Nascido na Itália, Carsughi mudou-se para o Brasil ainda jovem e iniciou a carreira como correspondente aos 13 anos. No início da trajetória, escreveu para o jornal italiano Corriere dello Sport sobre a preparação do Brasil para a Copa do Mundo de 1950. Posteriormente, colaborou com veículos como La Stampa, Tuttosport e a revista Calcio e Ciclismo Illustrato.
O profissional acumulou passagens por diversas mídias brasileiras. Trabalhou nas rádios Bandeirantes e Record, além de ter longa atuação na Jovem Pan, onde cobria futebol e Fórmula 1. Na televisão, integrou as equipes da ESPN Brasil e do SporTV. Na imprensa escrita, atuou na Placar, Quatro Rodas, Gazeta Esportiva e Jornal da Tarde.
Como comentarista, Carsughi acompanhou cinco Copas do Mundo consecutivas, entre 1970 e 1986. No setor automobilístico, foi o primeiro jornalista a testar o modelo Gol, da Volkswagen, e dirigiu uma Ferrari Testarossa em 1992, a convite da fabricante italiana.

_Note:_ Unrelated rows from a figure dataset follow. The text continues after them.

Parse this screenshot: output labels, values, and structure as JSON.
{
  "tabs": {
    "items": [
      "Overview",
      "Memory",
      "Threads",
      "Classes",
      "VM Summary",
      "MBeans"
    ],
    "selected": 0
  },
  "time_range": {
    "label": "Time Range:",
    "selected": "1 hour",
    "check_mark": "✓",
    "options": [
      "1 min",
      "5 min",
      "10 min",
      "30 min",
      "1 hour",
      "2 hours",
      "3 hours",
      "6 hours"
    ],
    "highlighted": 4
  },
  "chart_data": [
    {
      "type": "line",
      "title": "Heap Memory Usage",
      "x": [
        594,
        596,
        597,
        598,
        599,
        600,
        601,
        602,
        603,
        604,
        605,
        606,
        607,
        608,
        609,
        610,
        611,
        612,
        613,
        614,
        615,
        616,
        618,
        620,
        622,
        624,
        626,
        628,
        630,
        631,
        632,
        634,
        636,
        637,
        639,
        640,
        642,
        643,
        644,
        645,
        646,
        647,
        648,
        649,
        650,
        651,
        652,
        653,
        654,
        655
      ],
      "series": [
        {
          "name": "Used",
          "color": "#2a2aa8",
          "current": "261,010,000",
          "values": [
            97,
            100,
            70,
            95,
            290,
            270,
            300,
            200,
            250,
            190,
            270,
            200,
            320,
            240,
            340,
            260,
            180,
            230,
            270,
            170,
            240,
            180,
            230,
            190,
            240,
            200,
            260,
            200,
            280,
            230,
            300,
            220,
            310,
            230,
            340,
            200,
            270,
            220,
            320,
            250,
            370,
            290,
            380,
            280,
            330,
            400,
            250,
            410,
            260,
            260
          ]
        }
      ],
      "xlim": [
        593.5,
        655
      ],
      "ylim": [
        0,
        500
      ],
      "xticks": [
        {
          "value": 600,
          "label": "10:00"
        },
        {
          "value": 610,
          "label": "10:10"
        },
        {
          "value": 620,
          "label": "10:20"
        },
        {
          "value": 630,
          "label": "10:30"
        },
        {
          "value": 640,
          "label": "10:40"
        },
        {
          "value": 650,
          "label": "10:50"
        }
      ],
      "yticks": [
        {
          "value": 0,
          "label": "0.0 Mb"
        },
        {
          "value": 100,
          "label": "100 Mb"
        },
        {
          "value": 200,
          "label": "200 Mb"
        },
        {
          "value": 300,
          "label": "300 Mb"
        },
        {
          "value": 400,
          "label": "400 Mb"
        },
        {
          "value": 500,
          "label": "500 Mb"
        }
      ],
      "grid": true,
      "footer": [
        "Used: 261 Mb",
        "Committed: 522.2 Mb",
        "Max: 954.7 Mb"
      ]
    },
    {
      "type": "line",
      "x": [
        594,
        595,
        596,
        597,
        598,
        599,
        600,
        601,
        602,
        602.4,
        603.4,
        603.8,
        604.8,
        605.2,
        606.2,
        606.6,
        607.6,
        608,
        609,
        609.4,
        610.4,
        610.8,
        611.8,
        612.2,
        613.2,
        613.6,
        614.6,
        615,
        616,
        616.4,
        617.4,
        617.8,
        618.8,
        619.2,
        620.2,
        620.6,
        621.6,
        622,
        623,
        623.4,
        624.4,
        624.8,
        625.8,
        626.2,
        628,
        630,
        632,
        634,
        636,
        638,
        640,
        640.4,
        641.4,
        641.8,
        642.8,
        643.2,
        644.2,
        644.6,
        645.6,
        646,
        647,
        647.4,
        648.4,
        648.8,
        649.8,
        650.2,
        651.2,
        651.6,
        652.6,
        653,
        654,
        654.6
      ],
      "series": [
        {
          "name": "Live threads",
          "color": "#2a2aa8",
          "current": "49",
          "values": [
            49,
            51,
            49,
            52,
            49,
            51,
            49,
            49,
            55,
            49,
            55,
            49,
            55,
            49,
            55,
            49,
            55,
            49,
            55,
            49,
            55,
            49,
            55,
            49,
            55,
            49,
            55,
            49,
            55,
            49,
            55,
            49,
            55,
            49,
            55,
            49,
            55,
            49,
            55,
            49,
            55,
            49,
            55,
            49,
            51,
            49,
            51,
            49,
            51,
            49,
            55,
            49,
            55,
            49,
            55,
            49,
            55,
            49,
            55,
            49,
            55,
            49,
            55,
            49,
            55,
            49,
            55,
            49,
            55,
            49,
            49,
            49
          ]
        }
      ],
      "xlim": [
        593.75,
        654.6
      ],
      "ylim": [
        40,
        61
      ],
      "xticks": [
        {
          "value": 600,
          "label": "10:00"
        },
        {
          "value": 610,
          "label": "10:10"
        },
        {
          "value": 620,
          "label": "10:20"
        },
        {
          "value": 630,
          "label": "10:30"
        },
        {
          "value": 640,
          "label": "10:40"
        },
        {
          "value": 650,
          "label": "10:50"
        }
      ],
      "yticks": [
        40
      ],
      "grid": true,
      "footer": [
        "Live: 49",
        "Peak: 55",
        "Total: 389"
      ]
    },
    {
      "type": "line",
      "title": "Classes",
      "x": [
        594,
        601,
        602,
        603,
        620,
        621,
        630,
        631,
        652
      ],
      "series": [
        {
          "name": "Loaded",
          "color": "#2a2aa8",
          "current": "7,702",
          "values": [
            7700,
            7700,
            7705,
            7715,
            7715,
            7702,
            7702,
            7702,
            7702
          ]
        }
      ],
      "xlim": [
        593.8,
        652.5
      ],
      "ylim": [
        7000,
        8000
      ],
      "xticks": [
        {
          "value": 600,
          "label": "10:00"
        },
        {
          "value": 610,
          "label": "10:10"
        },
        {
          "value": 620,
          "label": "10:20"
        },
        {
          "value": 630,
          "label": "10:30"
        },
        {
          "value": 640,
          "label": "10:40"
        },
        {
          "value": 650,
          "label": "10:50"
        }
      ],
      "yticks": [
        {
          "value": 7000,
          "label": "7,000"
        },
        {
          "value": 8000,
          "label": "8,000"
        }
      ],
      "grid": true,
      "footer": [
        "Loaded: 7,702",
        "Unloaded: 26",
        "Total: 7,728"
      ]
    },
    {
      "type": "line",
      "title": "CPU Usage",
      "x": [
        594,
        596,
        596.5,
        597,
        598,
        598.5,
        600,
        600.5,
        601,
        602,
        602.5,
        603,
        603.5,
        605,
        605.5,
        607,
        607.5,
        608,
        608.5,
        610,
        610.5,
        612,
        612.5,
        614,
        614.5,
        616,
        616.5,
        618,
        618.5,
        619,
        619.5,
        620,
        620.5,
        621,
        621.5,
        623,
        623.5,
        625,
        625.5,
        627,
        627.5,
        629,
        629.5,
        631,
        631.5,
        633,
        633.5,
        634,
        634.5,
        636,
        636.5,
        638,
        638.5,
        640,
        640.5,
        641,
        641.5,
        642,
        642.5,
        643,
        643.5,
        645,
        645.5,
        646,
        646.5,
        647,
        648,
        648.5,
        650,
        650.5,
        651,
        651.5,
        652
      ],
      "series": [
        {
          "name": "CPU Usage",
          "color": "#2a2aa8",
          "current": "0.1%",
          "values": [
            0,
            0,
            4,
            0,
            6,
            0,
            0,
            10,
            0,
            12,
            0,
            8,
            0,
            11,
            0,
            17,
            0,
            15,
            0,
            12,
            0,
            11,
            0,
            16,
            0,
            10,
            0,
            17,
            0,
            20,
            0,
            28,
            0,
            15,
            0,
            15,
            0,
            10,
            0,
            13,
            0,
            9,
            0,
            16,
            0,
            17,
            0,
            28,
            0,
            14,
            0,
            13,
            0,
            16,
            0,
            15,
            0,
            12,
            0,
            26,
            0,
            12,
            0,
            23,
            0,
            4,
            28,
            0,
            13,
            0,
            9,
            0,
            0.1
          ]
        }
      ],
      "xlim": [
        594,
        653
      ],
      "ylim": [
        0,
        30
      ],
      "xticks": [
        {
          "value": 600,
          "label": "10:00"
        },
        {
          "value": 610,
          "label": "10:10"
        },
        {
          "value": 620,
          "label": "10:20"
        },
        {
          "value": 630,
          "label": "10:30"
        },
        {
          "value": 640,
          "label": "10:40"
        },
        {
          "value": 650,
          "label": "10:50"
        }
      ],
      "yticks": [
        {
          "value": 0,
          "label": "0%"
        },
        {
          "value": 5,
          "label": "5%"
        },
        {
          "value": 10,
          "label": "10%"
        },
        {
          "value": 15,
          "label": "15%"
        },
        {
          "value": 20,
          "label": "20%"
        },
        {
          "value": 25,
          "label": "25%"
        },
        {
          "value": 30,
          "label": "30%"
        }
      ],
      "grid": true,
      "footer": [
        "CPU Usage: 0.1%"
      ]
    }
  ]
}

Também produziu conteúdo para o UOL, nos canais de esportes e carros.
No ano passado, a Assembleia Legislativa do Estado de São Paulo homenageou o jornalista em reconhecimento à sua contribuição ao jornalismo e ao automobilismo no país. Claudia Carsughi descreveu o pai como um homem correto, marcado pelo humor ácido e por colocações cirúrgicas da verdade.